Tuesday 13 December 2011

Does Obama know about the 99%

Conservatives were quick to accuse President Barack Obama of embracing class warfare in his speech last week in Osawatomie, Kan. And liberal Democrats were thrilled to see a hint of the populist president they had hoped they were voting for in 2008.
The polarized reactions suggest that Obama’s speech succeeded in one of its goals: to frame the 2012 election as a clear choice between two philosophies, a contest he might be able to win, instead of a referendum on his own unhappy economic record.
But elections are won in the center, as Obama himself showed in 2008, when he attracted millions of independent voters with a now-outmoded message of post-partisan harmony. And it remains to be seen how the president’s new populism will play with independents.
Obama has struggled with two problems this fall as he prepared to launch his campaign for re-election. One, of course, is the still wretched state of the economy, something he can do little in the short run to improve. But the other problem is one he should be able to fix: the haziness of his own vision.
After a year of alternating clashes with Congress’ Republican leaders and attempts to meet them halfway, even Obama’s Democratic supporters weren’t sure what he stood for.
In the parlance of political image makers, Obama has forgotten to provide a narrative, an explanation of how we got here and how he plans to get us out.
His Kansas speech was an attempt to fill in the missing story line, and to restart his conversation with unhappy voters.
His message – that Main Street has been squeezed by Wall Street and that the future will be even bleaker unless we raise taxes on the wealthy and invest in education, science and infrastructure – isn’t new. But the president put it in a sharper, more moralistic framework than he has offered during most of his first three years in office.

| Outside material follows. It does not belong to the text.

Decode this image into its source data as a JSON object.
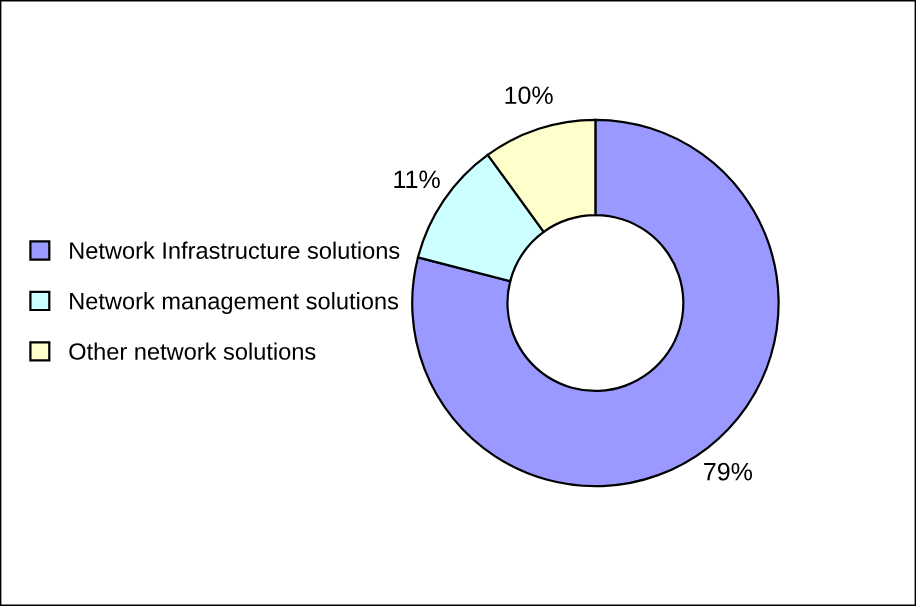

It's funny, here in suburbia, where we are not rich but work hard and where me and many of my neighbors own small businesses, we are not in support of OWS and resent them saying they represent us. For that matter, it sure seems like plenty of 1%-ers from Michael Moore to Alec Baldwin support the OWS folks so it sort of taints their message too.


If 99% of the people agreed on what government should do, they wouldn't need to worry about occupying places and getting politicians to agree, they would win overwhelming landslides. There's no question people agree they want to see America go in a different direction, but never before has the electorate been so split on what to do and how. And it's not a two-sided argument as the media likes to portray. People have varying ideas and no candidate is perfect. That probably best explains the frustration. You can vote for someone but you know no matter what you have to hold your nose. So does your neighbor, who thinks very different from you. It's why no one is happy.


It is not the 1% that the people are protesting it is the failure of the financial institutions that were bailed out along with the corporations that have sent their jobs overseas that make us angry. It is the vast sums of money that corporatio'’s horde and the fact that they don't bring the jobs back to the United States.


The success of corporations and the economies around the world depend upon the ability of the middle class to purchase goods and services. If the middle class is not working they can't pay for these goods and services and hence the corporations will lose money and profits. When the corporations in the United States falter the world economies will also falter ... hence the Middle Class is the most important factor as a consumer that supports our economies. The very foundation... the middle class... upon which corporations depend are the very ones being cast out of the system of profits and gains and opportunity.